Simon’s early adulthood witnessed the assassinations of John F. Kennedy, Robert F. Kennedy, and Martin Luther King, Jr. All three represented aspects of the American dream defined as individual liberty, equality under the law, freedom from oppression, and opportunity to better oneself materially. King of course is most famous for his "I Have a Dream" speech. Many people have their individual, idiosyncratic dreams, but it is hard not to think of the shattering of dreams in Simon’s lyric as referring to those tragic events, an unjust and even criminal war, and corrupt and even criminal government. Millions of Americans experienced those events intensely at a personal and political level.

Dream on…

This song came along not only at the cusp of a politically tumultuous stretch, but, unbeknownst to anyone at the time, at the start of a massive retreat from organized political activity toward self-betterment as a requirement to enter the political world. The shift probably arose more from frustration with attempted political solutions and movement of young political activists from college into the working world than from popular music. But "American Tune" reflected and abetted the change rather than strive to stem the tide. It doesn’t exactly promote complacency, though. It says we must remain vigilant and figure out what’s going on, but we’re going to have to keep democracy alive while making a living -- so we’d better get our Z's.

"American Tune" derives its melody and chord progression from a hymn best known as a Bach composition but predating Bach. The tune sounds like a hymn even if we don’t know that -- at an aesthetic level suggesting we locate a spiritual dimension to the lyric. Rather than "a person" or "anyone," the opening line says the singer doesn’t know "a soul who’s not been battered" -- a human being in spirit, not just in flesh. The more closely we consider the song, the more we link its personal, political, and spiritual aspects.

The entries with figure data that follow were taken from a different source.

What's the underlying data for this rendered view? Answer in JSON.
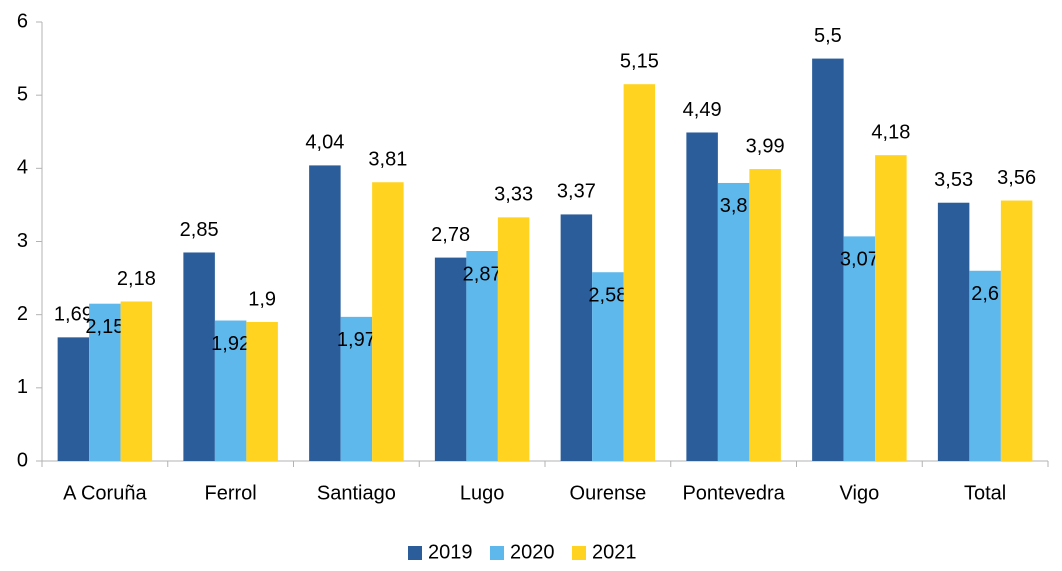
{
  "chart_data": {
    "type": "bar",
    "categories": [
      "A Coruña",
      "Ferrol",
      "Santiago",
      "Lugo",
      "Ourense",
      "Pontevedra",
      "Vigo",
      "Total"
    ],
    "series": [
      {
        "name": "2019",
        "color": "#2a5d9a",
        "values": [
          1.69,
          2.85,
          4.04,
          2.78,
          3.37,
          4.49,
          5.5,
          3.53
        ],
        "value_labels": [
          "1,69",
          "2,85",
          "4,04",
          "2,78",
          "3,37",
          "4,49",
          "5,5",
          "3,53"
        ]
      },
      {
        "name": "2020",
        "color": "#5fb8ec",
        "values": [
          2.15,
          1.92,
          1.97,
          2.87,
          2.58,
          3.8,
          3.07,
          2.6
        ],
        "value_labels": [
          "2,15",
          "1,92",
          "1,97",
          "2,87",
          "2,58",
          "3,8",
          "3,07",
          "2,6"
        ]
      },
      {
        "name": "2021",
        "color": "#ffd320",
        "values": [
          2.18,
          1.9,
          3.81,
          3.33,
          5.15,
          3.99,
          4.18,
          3.56
        ],
        "value_labels": [
          "2,18",
          "1,9",
          "3,81",
          "3,33",
          "5,15",
          "3,99",
          "4,18",
          "3,56"
        ]
      }
    ],
    "ylim": [
      0,
      6
    ],
    "yticks": [
      0,
      1,
      2,
      3,
      4,
      5,
      6
    ],
    "legend": "bottom"
  }
}
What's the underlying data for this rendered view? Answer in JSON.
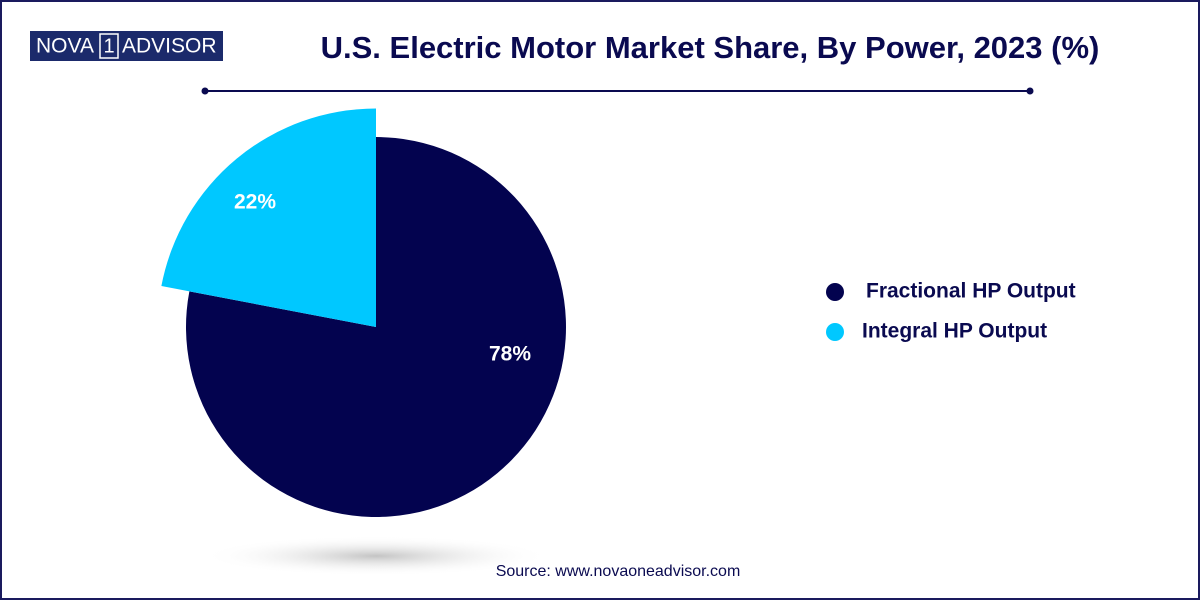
{
  "logo": {
    "left": "NOVA",
    "mark": "1",
    "right": "ADVISOR"
  },
  "chart_data": {
    "type": "pie",
    "title": "U.S. Electric Motor Market Share, By Power, 2023 (%)",
    "categories": [
      "Fractional HP Output",
      "Integral HP Output"
    ],
    "values": [
      78,
      22
    ],
    "value_labels": [
      "78%",
      "22%"
    ],
    "colors": [
      "#03034f",
      "#00c8ff"
    ],
    "source": "Source: www.novaoneadvisor.com"
  }
}
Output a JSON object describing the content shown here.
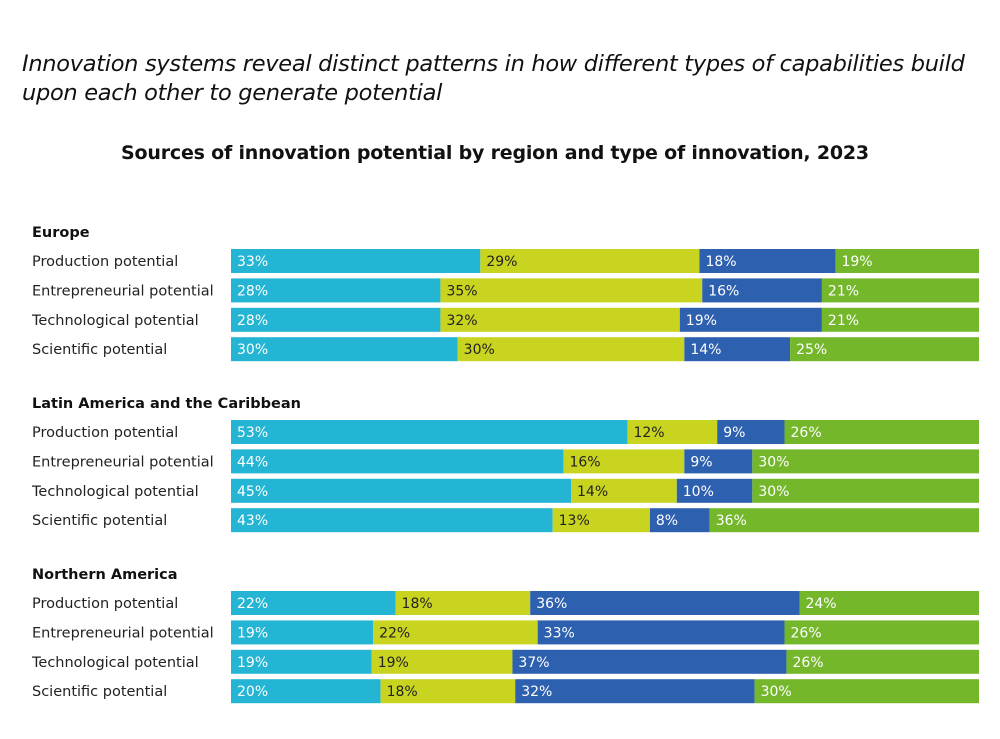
{
  "headline": "Innovation systems reveal distinct patterns in how different types of capabilities build upon each other to generate potential",
  "chart_data": {
    "type": "bar",
    "orientation": "horizontal",
    "stacked": "100%",
    "title": "Sources of innovation potential by region and type of innovation, 2023",
    "xlabel": "",
    "ylabel": "",
    "xlim": [
      0,
      100
    ],
    "grid": false,
    "legend": "none",
    "unit": "%",
    "series_colors": [
      "#23B5D3",
      "#C9D420",
      "#2D60AE",
      "#74B72B"
    ],
    "label_colors": [
      "#ffffff",
      "#222222",
      "#ffffff",
      "#ffffff"
    ],
    "groups": [
      {
        "name": "Europe",
        "rows": [
          {
            "label": "Production potential",
            "values": [
              33,
              29,
              18,
              19
            ]
          },
          {
            "label": "Entrepreneurial potential",
            "values": [
              28,
              35,
              16,
              21
            ]
          },
          {
            "label": "Technological potential",
            "values": [
              28,
              32,
              19,
              21
            ]
          },
          {
            "label": "Scientific potential",
            "values": [
              30,
              30,
              14,
              25
            ]
          }
        ]
      },
      {
        "name": "Latin America and the Caribbean",
        "rows": [
          {
            "label": "Production potential",
            "values": [
              53,
              12,
              9,
              26
            ]
          },
          {
            "label": "Entrepreneurial potential",
            "values": [
              44,
              16,
              9,
              30
            ]
          },
          {
            "label": "Technological potential",
            "values": [
              45,
              14,
              10,
              30
            ]
          },
          {
            "label": "Scientific potential",
            "values": [
              43,
              13,
              8,
              36
            ]
          }
        ]
      },
      {
        "name": "Northern America",
        "rows": [
          {
            "label": "Production potential",
            "values": [
              22,
              18,
              36,
              24
            ]
          },
          {
            "label": "Entrepreneurial potential",
            "values": [
              19,
              22,
              33,
              26
            ]
          },
          {
            "label": "Technological potential",
            "values": [
              19,
              19,
              37,
              26
            ]
          },
          {
            "label": "Scientific potential",
            "values": [
              20,
              18,
              32,
              30
            ]
          }
        ]
      }
    ]
  }
}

Those are all eternal human dimensions. We see them interacting with each other today, when a critical mass of the populace might be shifting back from self-improvement and individual spiritual searching toward political participation if record individual contributions to presidential candidates, record voter registration, and record campaign-speech turnouts are any indication. Our time is not so much one of protest as of wondering what went wrong and who might be able to fix it. With unemployment rising, tomorrow might not be "another working day" for as many people as yesterday, but millions are also working more than one job yet living below the poverty line. There’s much work to do. We don’t know if it will be all right or whether we’ll be forever blessed, but we can be sure we’ll need plenty of rest to do what needs to be done.